Sur Six curiosités facétieuses sous Henri IV (Passage du Nord/Ouest,
78 pages, septembre 2004, ISBN 2-914834-12-8, 6 euros)
édition de Georges Bourgueil par Jean-Baptiste Berthelin pour ArtsLivres




qui veut faire l'ange ?              Ces six opuscules nous instruisent respectivement sur le fessier des nourrices, sur les cons sauvages et sur leur apprivoisement, avec un bail qui en fut fait, et pourquoi ce n'est pas au menton que les femmes portent la barbe ; enfin, pour finir dignement, on signale le bannissement de Carême-Prenant.
       

Le fil conducteur en est l'ébahissement supposé du spectateur masculin devant certain fleuron de l'anatomie féminine. Le premier de ces documents explique la majesté de certains fessiers par l'immense largeur et l'insondable profondeur du gouffre qu'ils abritent. Cette monstruosité proviendrait de la maladresse du premier homme, à qui l'on demandait de créer un passage pour le noyau d'une pêche, et qui le fit pour une bêche. Quant au fait d'y voir pousser de la barbe, il en existe également une explication : la première femme vola de la terre magique pour se l'appliquer au menton, mais par accident, ce fut autre part.

Le document suivant, plus optimiste, exalte la diversité des formes et des expressions de ce que Robert Lapoujade appela en 1973 un sourire vertical. La dame et la demoiselle, la bourgeoise et la pucelle, la nonne et la servante, et toutes les femmes du royaume ont leurs attraits secrets, qui ne le restent pas toujours quand on leur fait la cour. S'ils ne se montrent, on les devine à d'autres signes, dont l'auteur anonyme propose un inventaire pertinent, afin de guider le lecteur dans le choix d'une agréable rencontre.
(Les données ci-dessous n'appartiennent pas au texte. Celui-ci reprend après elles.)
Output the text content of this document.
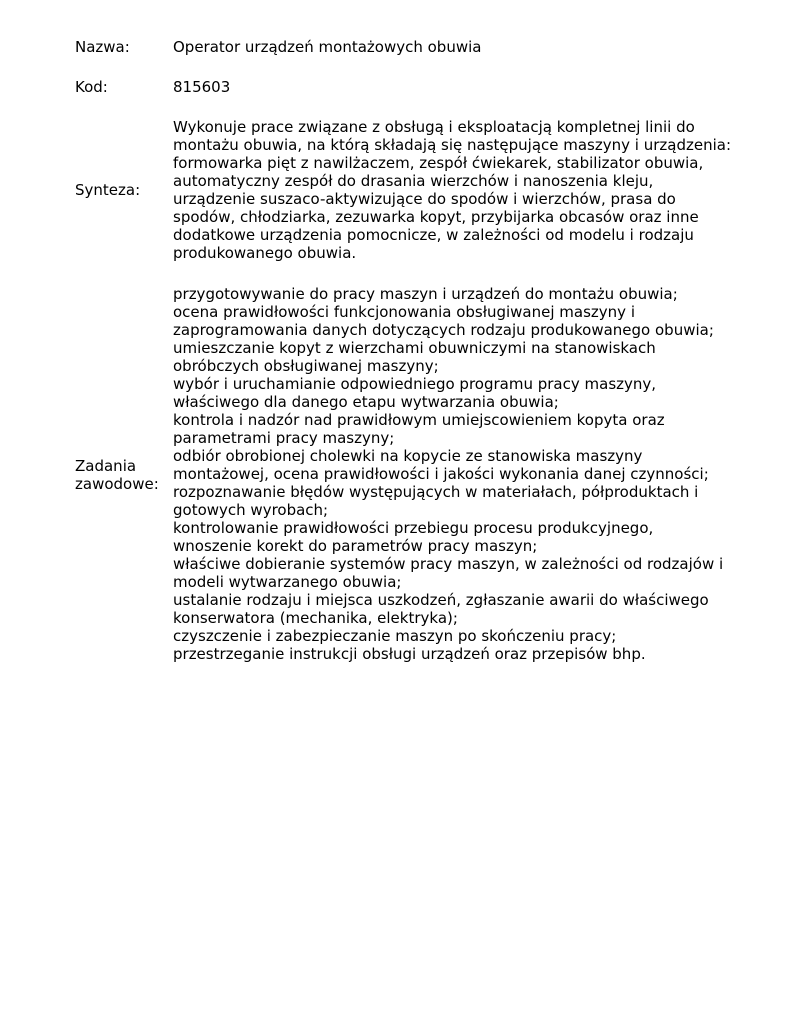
Nazwa:	Operator urządzeń montażowych obuwia
Kod:	815603
Synteza:
Wykonuje prace związane z obsługą i eksploatacją kompletnej linii do
montażu obuwia, na którą składają się następujące maszyny i urządzenia:
formowarka pięt z nawilżaczem, zespół ćwiekarek, stabilizator obuwia,
automatyczny zespół do drasania wierzchów i nanoszenia kleju,
urządzenie suszaco-aktywizujące do spodów i wierzchów, prasa do
spodów, chłodziarka, zezuwarka kopyt, przybijarka obcasów oraz inne
dodatkowe urządzenia pomocnicze, w zależności od modelu i rodzaju
produkowanego obuwia.
Zadania
zawodowe:
przygotowywanie do pracy maszyn i urządzeń do montażu obuwia;
ocena prawidłowości funkcjonowania obsługiwanej maszyny i
zaprogramowania danych dotyczących rodzaju produkowanego obuwia;
umieszczanie kopyt z wierzchami obuwniczymi na stanowiskach
obróbczych obsługiwanej maszyny;
wybór i uruchamianie odpowiedniego programu pracy maszyny,
właściwego dla danego etapu wytwarzania obuwia;
kontrola i nadzór nad prawidłowym umiejscowieniem kopyta oraz
parametrami pracy maszyny;
odbiór obrobionej cholewki na kopycie ze stanowiska maszyny
montażowej, ocena prawidłowości i jakości wykonania danej czynności;
rozpoznawanie błędów występujących w materiałach, półproduktach i
gotowych wyrobach;
kontrolowanie prawidłowości przebiegu procesu produkcyjnego,
wnoszenie korekt do parametrów pracy maszyn;
właściwe dobieranie systemów pracy maszyn, w zależności od rodzajów i
modeli wytwarzanego obuwia;
ustalanie rodzaju i miejsca uszkodzeń, zgłaszanie awarii do właściwego
konserwatora (mechanika, elektryka);
czyszczenie i zabezpieczanie maszyn po skończeniu pracy;
przestrzeganie instrukcji obsługi urządzeń oraz przepisów bhp.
Un autre auteur nous régale de son jargon notarial par lequel, selon lui, une demoiselle peut donner en location son plus bel apanage. Ce bail en bonne forme contient une description fort minutieuse de la chose louée et de ses annexes, dont le preneur jouira en bon père de famille. Ledit preneur apportera de son côté les garanties d'un bien qui lui est propre, et dont la destination est d'être joint au précédent pour le plus grand avantage mutuel.
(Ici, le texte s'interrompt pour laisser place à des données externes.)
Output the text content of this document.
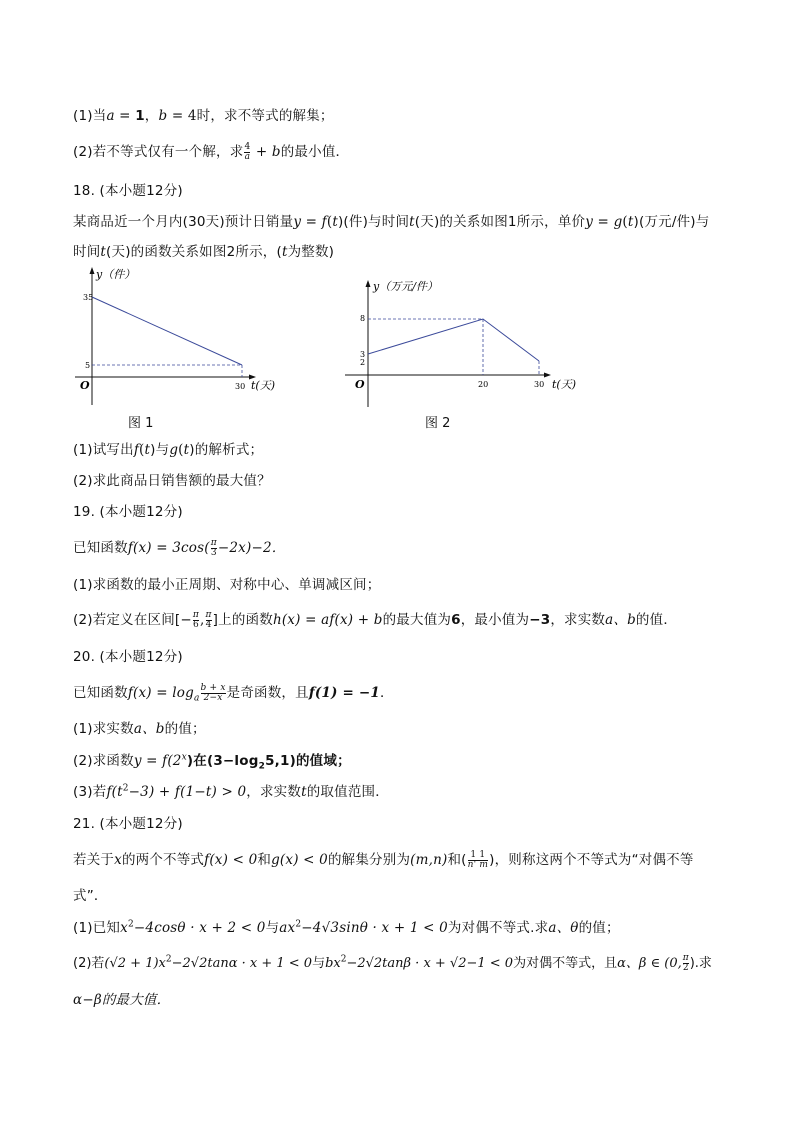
(1)当a = 1，b = 4时，求不等式的解集；
(2)若不等式仅有一个解，求 $\frac{4}{a} + b$的最小值．
18. (本小题12分)
某商品近一个月内(30天)预计日销量y = f(t)(件)与时间t(天)的关系如图1所示，单价y = g(t)(万元/件)与
时间t(天)的函数关系如图2所示，(t为整数)
y（件）
35
5
30
O	t(天)
图 1
y（万元/件）
8
3
2
20	30
O	t(天)
图 2
(1)试写出f(t)与g(t)的解析式；
(2)求此商品日销售额的最大值？
19. (本小题12分)
已知函数$f(x) = 3\cos( \frac{\pi}{3} -2x)-2$．
(1)求函数的最小正周期、对称中心、单调减区间；
(2)若定义在区间[− $\frac{\pi}{6}$ , $\frac{\pi}{4}$ ]上的函数h(x) = af(x) + b的最大值为6，最小值为−3，求实数a、b的值．
20. (本小题12分)
已知函数$f(x) = \log_a \frac{b + x}{2-x}$ 是奇函数，且f(1) = −1．
(1)求实数a、b的值；
(2)求函数$y = f(2^x)$在$(3-\log_25,1)$的值域；
(3)若$f(t^2-3) + f(1-t) > 0$，求实数t的取值范围．
21. (本小题12分)
若关于x的两个不等式f(x) < 0和g(x) < 0的解集分别为(m,n)和( $\frac{1 1}{n' m}$ )，则称这两个不等式为“对偶不等
式”．
(1)已知$x^2-4\cos\theta \cdot x + 2 < 0$与$ax^2-4√3\sin\theta \cdot x + 1 < 0$为对偶不等式.求a、θ的值；
(2)若$(√2 + 1)x^2-2√2\tan\alpha \cdot x + 1 < 0$与$bx^2-2√2\tan\beta \cdot x + √2-1 < 0$为对偶不等式，且α、β ∈ (0, $\frac{\pi}{2}$ ).求
α−β的最大值．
La pièce finale n'est autre qu'une autocritique du démon Carême-Prenant, image de la gloutonnerie ayant cours jusqu'à la veille du grand jeûne annuel. Pressé par ses juges catholiques, il avoue les crimes d'oisiveté, d'incitation à des festins, de remplissage des boyaux et de piperie. Sans compter le braconnage, le gaspillage, le marivaudage et les atteintes à l'ordre public. L'ivresse, les injures, et maintes folies lui sont encore à charge. Pour toutes ces raisons, il se fait bannir du royaume, mais on craint son retour dans un peu moins d'un an. Car la sagesse et la vertu ne sauraient prévaloir qu'à titre temporaire.

De cet ensemble surgit l'immense jubilation de la parole débridée. Une note instructive, due à Georges Bourgueil, nous rappelle que le discours masculin s'affole volontiers, s'il doit parler des plaisirs qui lui ôtent l'entendement. Parmi ceux-ci, la luxure et la goinfrerie tiennent une place à part, ainsi que s'en souviennent les spectateurs du film La Grande Bouffe. Sans être un monument littéraire, ce petit recueil procure un vrai plaisir textuel.